Ich will zu dir, Peter, ich will weg von dieser Welt. Nimm mich mit! Bitte. Nimm mich in den Arm. Bitte.

Immer noch nichts, nur die Kirchenglocken, immer wieder. Der Tag rast, ich habe Angst. Ich hab meinen Kopf auf den Deckel der Schüssel gelegt. Ich darf nicht einschlafen, ich will hier nicht weg, ich will hier weg. Ich halte es nicht mehr aus.

Ich bin weich, wirklich, mein Arm ist kuschelig. Ich - ich finde mein Haar weich.

Ich weine. Wo ist Werner? Weshalb ist er nicht hier bei mir? Was - ich vermisse ihn. Ich, er, mein Leben hat sich so verändert. Die Zukunft war nie ganz klar - aber immer war Werner in meinen Gedanken an meiner Seite - oder, ja, oder vielleicht auch mal noch Richard. Aber jetzt, jetzt stehe ich alleine da, weine, halte mein Kind an der Hand, schaue in die Welt hinaus. Die Glockenschläge werden mehr, wieder eine Stunde vorbei.
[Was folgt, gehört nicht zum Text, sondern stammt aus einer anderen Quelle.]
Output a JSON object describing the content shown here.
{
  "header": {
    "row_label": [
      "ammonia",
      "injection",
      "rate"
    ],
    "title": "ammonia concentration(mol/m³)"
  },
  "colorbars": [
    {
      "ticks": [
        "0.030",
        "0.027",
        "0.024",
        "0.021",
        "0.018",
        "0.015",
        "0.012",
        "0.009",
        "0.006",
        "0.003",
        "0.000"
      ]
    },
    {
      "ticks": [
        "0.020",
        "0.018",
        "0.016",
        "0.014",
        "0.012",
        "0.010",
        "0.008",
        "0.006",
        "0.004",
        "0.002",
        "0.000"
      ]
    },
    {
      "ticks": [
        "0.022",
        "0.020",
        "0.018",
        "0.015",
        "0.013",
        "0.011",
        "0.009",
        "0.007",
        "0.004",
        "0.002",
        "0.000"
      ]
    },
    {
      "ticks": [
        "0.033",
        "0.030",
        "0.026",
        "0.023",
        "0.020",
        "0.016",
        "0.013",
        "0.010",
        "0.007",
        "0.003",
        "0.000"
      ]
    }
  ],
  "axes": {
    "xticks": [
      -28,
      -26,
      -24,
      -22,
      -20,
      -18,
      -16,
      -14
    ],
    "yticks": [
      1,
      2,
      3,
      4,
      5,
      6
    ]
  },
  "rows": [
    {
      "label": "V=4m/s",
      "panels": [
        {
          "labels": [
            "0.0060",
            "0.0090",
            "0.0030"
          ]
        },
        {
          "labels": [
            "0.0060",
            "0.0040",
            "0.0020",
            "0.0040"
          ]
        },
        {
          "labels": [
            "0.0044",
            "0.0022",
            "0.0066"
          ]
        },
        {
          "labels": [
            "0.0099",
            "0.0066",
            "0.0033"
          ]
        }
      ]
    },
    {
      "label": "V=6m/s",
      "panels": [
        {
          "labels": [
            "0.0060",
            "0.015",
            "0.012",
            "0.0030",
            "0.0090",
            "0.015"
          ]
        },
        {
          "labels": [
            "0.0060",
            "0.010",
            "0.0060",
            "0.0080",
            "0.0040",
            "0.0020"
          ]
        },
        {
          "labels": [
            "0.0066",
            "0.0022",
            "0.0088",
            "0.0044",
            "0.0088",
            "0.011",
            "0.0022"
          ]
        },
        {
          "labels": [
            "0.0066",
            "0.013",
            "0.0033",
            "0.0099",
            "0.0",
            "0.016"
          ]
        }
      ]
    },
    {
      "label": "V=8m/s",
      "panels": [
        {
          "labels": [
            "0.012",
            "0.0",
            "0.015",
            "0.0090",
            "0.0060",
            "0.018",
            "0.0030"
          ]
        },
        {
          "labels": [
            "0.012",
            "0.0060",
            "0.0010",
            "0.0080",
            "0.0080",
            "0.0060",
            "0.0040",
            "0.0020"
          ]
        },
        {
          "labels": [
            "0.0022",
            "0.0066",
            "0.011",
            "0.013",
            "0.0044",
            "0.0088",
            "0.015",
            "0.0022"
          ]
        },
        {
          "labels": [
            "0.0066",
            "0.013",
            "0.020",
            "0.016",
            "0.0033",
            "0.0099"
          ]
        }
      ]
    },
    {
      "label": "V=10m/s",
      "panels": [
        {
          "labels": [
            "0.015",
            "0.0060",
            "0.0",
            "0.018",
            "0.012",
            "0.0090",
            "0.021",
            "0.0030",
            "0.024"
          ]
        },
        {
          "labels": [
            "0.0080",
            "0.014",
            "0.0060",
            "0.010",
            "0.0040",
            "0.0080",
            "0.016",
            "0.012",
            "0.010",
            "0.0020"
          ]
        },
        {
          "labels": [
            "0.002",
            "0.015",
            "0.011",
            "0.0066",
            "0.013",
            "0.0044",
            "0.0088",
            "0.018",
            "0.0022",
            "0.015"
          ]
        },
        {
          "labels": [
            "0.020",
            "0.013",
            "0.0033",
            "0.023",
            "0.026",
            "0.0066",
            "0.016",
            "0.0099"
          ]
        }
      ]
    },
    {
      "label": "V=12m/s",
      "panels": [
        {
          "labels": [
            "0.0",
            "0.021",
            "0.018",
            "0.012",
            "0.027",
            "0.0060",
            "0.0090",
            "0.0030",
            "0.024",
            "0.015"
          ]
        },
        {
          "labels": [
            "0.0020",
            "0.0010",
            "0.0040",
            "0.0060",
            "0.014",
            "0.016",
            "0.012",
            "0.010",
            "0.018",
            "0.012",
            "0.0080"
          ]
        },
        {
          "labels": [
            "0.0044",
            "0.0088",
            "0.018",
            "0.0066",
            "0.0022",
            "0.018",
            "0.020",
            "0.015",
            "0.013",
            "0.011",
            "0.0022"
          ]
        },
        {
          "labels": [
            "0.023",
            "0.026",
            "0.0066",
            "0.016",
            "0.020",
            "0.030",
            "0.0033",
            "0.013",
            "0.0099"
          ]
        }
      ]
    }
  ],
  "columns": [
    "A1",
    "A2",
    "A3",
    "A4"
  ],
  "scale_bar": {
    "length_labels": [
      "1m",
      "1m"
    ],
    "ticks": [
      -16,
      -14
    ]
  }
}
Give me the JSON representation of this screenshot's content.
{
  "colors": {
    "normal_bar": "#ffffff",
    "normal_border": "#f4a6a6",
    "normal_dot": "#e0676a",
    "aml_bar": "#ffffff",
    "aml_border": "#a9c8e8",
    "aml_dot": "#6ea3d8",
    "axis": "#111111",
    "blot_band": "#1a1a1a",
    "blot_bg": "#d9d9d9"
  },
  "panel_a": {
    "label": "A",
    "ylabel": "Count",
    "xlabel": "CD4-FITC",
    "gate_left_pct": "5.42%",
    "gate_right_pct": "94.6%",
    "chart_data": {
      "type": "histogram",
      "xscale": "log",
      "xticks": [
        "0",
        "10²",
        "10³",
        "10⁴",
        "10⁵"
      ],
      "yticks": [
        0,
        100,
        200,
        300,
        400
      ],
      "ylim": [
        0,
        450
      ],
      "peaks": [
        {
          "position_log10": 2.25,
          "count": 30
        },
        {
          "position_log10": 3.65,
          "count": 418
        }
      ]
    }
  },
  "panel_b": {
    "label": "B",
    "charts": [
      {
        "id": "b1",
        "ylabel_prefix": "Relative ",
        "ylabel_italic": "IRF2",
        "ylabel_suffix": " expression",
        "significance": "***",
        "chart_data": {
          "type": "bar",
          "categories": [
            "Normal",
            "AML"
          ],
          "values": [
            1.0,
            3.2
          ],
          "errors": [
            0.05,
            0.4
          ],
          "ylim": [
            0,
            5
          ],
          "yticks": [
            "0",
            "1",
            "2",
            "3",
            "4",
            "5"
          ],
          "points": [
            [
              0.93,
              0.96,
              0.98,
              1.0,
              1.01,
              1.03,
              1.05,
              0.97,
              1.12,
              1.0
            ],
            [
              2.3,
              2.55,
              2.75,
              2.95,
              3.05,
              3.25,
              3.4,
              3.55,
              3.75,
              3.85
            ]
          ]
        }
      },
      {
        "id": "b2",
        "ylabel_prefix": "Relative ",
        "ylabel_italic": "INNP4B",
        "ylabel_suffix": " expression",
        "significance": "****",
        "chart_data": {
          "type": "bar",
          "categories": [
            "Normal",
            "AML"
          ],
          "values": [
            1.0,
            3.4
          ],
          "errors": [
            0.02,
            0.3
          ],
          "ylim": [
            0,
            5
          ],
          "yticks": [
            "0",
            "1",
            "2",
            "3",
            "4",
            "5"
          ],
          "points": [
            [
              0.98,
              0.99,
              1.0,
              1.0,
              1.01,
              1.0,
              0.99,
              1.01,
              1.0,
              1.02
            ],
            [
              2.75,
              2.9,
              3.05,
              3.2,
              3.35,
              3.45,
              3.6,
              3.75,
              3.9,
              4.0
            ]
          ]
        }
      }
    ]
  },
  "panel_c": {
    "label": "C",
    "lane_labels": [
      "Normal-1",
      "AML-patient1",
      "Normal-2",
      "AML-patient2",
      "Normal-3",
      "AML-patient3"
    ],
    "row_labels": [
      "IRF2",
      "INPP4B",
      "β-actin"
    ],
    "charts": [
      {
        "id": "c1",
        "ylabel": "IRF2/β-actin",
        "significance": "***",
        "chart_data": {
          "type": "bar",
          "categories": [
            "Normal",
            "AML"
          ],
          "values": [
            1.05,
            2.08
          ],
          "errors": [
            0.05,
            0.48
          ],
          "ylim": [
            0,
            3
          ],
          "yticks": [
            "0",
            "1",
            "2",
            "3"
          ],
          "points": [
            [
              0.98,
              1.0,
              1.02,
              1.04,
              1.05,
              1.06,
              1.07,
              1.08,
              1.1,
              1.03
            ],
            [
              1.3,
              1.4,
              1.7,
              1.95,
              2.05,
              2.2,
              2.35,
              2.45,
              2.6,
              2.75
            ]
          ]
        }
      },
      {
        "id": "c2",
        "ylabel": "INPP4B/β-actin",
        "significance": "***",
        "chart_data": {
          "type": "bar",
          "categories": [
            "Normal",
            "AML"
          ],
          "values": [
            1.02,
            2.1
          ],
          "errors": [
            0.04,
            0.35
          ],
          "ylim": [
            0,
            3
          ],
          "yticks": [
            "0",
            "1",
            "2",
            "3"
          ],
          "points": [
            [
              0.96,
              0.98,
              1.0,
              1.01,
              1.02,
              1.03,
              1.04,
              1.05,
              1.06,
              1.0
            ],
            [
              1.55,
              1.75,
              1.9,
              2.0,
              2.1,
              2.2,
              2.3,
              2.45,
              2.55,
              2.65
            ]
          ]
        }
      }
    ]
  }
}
Wieder eine Stunde gewartet. Weshalb nur?

So viele Fragen, so keine Antworten. Ich hasse den Moment, ich hasse das reissen. Kopfschmerzen, Übelkeit - aber Minzegeschmack im Mund. Seltsam. Es passt gar nichts mehr. Wie wenn man die Teile aus verschiedenen Puzzles zusammenwirft.

Und dann Werner wegnimmt, und Richard - und dich

Ich bin ein Puzzleteil - aber keiner passt mehr zu mir.

Scheisse - ich - was schreib ich da nur. Ichsollte das löschen. Mist - wirklich? Maya? Ich sollte mich zusammenreissen. Ach- was? Ich weine. Immer noch. Tränenschleier. Will einfach absenden, nicht mehrlesen. Antworte mir!